I'll briefly share an experience of my own. A few years ago, I was asked to design a database solution for a large fire department to manage the wellness and immunization records of their employees. They had some existing data and used social security numbers to identify each person in their personnel table. Trying to avoid problems and accommodate future requirements, I asked the project sponsor if every one of their employees would always have an SSN on file. She said that this was absolute — every employee would always have an SSN and that this could always be used as an identifier for an employee. I made the SSN the primary key of the Person table and constructed an entire application around it. A year later the client called me on the phone with a problem. She explained that they had been contracted by the volunteer fire department in a small town to manage their health wellness records and that when she entered new volunteer firefighters the system was throwing an error (something about a primary key violation). I asked about social security numbers and she told me that these were unavailable for volunteer personnel. As I began to remind her of our earlier conversation, she interrupted me and repeated our exchange word-for-word: "You asked me if all of our employees had social security numbers. These aren't our employees." I had not asked if they would be managing personnel records other than their own employees. Lesson learned: Use surrogate keys or have a very good reason not to.

Two common forms of surrogate key values exist. An identity key type is simply an integer value that is automatically incremented by the database system. This will serve as a unique value as long as all data is entered into a single instance of the database. In distributed systems consisting of multiple, disconnected databases, it can be a bit challenging to keep these values unique. The other type of automatically generated key uses a special data type called a unique identifier or globally unique identifier (GUID). This SQL data type is equipped to store a very large numeric value automatically generated by the system. A complex algorithm is used to produce a value, partially random and partially predictable. The result is what I call a big ugly number, guaranteed to be unique — any time and anywhere.

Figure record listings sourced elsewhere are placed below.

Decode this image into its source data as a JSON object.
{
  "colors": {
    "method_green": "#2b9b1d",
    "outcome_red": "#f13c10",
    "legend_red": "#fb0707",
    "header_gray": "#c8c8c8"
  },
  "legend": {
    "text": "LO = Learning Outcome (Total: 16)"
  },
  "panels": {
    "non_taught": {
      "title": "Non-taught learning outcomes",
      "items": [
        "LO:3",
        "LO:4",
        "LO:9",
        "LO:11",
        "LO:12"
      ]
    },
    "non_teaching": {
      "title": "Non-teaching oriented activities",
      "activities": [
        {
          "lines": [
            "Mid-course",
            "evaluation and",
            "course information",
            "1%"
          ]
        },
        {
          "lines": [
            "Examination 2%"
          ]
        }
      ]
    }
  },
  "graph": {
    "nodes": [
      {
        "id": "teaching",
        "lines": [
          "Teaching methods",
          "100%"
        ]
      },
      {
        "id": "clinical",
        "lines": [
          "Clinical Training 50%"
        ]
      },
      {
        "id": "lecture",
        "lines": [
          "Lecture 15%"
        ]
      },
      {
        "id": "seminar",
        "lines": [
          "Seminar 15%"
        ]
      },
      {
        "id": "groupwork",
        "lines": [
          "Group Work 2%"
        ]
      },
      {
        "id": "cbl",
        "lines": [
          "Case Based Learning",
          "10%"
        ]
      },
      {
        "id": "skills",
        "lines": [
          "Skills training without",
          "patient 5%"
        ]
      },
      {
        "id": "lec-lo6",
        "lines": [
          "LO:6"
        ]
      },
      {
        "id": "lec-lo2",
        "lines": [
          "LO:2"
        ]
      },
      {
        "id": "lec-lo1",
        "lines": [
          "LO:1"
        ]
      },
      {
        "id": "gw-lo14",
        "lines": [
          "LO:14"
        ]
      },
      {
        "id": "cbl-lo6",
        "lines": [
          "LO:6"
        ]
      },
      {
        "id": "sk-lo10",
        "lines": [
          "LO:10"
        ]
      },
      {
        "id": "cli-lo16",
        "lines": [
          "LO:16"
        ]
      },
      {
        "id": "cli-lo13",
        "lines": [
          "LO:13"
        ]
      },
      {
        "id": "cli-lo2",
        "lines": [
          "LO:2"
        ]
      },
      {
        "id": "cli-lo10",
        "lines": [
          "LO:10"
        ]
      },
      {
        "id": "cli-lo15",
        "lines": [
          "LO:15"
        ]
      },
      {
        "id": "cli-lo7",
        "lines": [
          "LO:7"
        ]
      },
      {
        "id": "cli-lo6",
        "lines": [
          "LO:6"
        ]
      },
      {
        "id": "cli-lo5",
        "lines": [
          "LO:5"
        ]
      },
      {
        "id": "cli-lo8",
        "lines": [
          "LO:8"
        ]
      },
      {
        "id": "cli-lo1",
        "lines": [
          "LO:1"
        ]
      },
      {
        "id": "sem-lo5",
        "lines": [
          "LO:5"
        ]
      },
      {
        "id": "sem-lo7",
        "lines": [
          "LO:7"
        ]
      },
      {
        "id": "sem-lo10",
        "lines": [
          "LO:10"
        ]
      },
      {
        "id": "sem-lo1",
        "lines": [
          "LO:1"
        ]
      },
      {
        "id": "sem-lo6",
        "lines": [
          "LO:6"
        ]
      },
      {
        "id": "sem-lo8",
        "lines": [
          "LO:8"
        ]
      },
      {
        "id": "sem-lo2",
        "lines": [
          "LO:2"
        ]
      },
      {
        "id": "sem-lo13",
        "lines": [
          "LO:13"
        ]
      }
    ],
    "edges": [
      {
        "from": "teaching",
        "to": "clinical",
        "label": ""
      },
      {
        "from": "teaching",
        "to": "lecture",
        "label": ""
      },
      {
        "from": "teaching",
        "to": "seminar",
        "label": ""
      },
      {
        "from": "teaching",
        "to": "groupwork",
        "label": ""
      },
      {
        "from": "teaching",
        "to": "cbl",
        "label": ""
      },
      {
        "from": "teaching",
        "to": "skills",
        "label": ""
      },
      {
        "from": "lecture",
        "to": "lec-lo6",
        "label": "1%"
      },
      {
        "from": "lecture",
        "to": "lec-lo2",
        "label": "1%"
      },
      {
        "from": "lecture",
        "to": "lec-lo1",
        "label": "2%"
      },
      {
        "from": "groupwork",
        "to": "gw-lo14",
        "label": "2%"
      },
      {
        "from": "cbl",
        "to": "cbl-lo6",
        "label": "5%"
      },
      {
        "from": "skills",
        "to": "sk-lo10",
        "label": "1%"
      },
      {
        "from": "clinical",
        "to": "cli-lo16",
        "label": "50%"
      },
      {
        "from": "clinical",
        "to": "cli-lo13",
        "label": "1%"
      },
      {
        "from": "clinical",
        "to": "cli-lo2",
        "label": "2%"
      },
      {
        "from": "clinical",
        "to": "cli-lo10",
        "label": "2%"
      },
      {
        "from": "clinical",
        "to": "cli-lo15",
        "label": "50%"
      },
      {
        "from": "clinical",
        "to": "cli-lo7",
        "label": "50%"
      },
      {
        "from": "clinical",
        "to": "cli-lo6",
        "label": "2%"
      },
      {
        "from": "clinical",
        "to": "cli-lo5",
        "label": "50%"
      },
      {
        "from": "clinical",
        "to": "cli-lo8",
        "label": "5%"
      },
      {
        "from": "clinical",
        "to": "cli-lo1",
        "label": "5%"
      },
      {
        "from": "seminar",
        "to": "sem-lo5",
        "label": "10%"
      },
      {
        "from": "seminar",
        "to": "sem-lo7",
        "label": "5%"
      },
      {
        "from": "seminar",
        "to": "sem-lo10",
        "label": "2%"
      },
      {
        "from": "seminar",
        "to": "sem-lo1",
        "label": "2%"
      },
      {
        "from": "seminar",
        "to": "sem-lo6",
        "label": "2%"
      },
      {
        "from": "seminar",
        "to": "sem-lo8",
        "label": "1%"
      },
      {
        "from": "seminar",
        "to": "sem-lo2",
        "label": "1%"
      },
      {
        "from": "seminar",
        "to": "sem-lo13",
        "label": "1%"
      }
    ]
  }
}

The chances of this value being duplicated are astronomically improbable.

Foreign Keys

One purpose for keys is to relate the records in one table to those in another table. A column in the table containing related records is designated as a foreign key. This means that it contains the same values found in the primary key column(s) of the primary table. Unlike a primary key, a foreign key doesn't have to be unique. Using the Customer/Order example, one customer can have multiple orders but one order only has one customer. This describes a one-to-many relationship. The primary key column of the Customer table is related to the foreign key column of the Order table through a relationship known as a foreign key constraint. Later, in Chapter 6, you see how this relationship is defined in Transact-SQL.